Further background to the family
At an early age, he decided that life in a shtetl was not for him and following the outbreak of the First World War in 1914 he and his family fled Bukovina to Vienna. He subsequently served in the Austro – Hungarian army during the the First World War. In Vienna, he went into the hosiery business as an agent for a Swiss mens shirt company acting as a travelling salesman, and eventually opened a shop with one of his brothers. He married Therese Lampl in Vienna in 1931 and in 1932 following the deep depression and with the rise of anti-semitism decided to emigrate to Sweden with his wife, his sister-in-law and three other young couples in the hope of finding a better life pursuing different business interests.
In Sweden, by chance he went into the fur business and prospered becoming highly successful. He became a Swedish citizen in 1941. During the Second World War he made strenuous efforts to save Jews from Nazi persecution, working with leaders of the World Jewish Congress. He visited the Romanian Embassy to intervene on behalf of Romanian Jews, and took part in meetings with Raoul Wallenberg in the home of the then Chief Rabbi, Marcus Ehrenpreis, before Wallenberg’s ill-fated mission to Hungary.
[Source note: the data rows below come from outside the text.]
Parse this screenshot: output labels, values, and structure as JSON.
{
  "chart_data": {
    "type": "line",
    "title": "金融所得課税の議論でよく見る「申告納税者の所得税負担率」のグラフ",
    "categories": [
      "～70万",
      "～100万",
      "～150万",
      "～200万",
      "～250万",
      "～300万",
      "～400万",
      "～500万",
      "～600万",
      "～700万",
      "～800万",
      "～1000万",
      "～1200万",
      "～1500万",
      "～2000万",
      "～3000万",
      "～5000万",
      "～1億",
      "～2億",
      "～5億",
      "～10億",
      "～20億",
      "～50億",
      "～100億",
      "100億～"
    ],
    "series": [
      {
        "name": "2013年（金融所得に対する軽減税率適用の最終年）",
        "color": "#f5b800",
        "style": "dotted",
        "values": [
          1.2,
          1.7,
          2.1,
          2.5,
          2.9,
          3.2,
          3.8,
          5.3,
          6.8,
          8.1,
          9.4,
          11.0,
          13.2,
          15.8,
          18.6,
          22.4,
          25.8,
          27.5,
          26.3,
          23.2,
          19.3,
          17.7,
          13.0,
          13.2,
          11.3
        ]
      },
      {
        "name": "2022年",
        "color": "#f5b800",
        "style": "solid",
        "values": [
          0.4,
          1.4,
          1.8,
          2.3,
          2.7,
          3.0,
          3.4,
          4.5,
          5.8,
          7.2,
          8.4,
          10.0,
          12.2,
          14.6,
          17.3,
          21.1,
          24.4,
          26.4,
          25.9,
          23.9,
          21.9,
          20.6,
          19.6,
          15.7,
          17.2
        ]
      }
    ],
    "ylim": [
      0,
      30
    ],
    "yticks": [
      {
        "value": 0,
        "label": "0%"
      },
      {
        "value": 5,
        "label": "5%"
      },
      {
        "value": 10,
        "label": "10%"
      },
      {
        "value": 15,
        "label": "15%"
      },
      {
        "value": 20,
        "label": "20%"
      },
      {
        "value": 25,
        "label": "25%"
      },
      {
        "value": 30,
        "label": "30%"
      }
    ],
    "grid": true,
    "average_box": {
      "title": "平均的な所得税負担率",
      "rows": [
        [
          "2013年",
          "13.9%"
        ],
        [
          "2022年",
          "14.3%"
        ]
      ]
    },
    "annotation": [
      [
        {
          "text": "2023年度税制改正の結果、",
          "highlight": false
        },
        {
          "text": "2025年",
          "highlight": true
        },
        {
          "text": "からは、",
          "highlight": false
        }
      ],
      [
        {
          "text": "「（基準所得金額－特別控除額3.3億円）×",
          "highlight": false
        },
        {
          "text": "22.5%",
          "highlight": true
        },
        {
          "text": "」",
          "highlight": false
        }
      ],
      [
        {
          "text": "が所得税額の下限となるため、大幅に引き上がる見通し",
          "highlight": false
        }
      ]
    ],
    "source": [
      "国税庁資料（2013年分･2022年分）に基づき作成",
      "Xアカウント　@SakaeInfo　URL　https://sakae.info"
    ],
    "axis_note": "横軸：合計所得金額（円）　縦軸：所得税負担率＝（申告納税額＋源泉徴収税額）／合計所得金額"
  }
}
He worked with a committee, headed by Gillel Storch , which helped Jews escape the Holocaust . He was also able through his contacts to help members of his family escape the Holocaust to Israel and the US in 1939.
After the war, he raised two daughters in Stockholm, was very prominent in the Jewish community and highly active in the Great Synagogue of Stockholm as a warden for many years and was the Chairman of the Swedish Keren Hayesod for twenty years – the local equivalent of the JIA helping to raise funds for the establishment of the State of Israel. He also led a Swedish Government mission to the new state in 1949.
He had a passion for life, was a consummate traveller with a particular love for alpine skiing. He regularly found himself in London to visit one of his daughters who had married and settled there. He passed away in Stockholm on 16 March 1993 survived by large families in both London and Stockholm.
Paul Frankel was a formidable individual, a man devoted to his family and community, a man of compassion who possessed extraordinary business acumen using all his undoubted skills to save a significant number of Jews from the horrors of the Holocaust. It is highly appropriate for him to be remembered at the Wiener Library.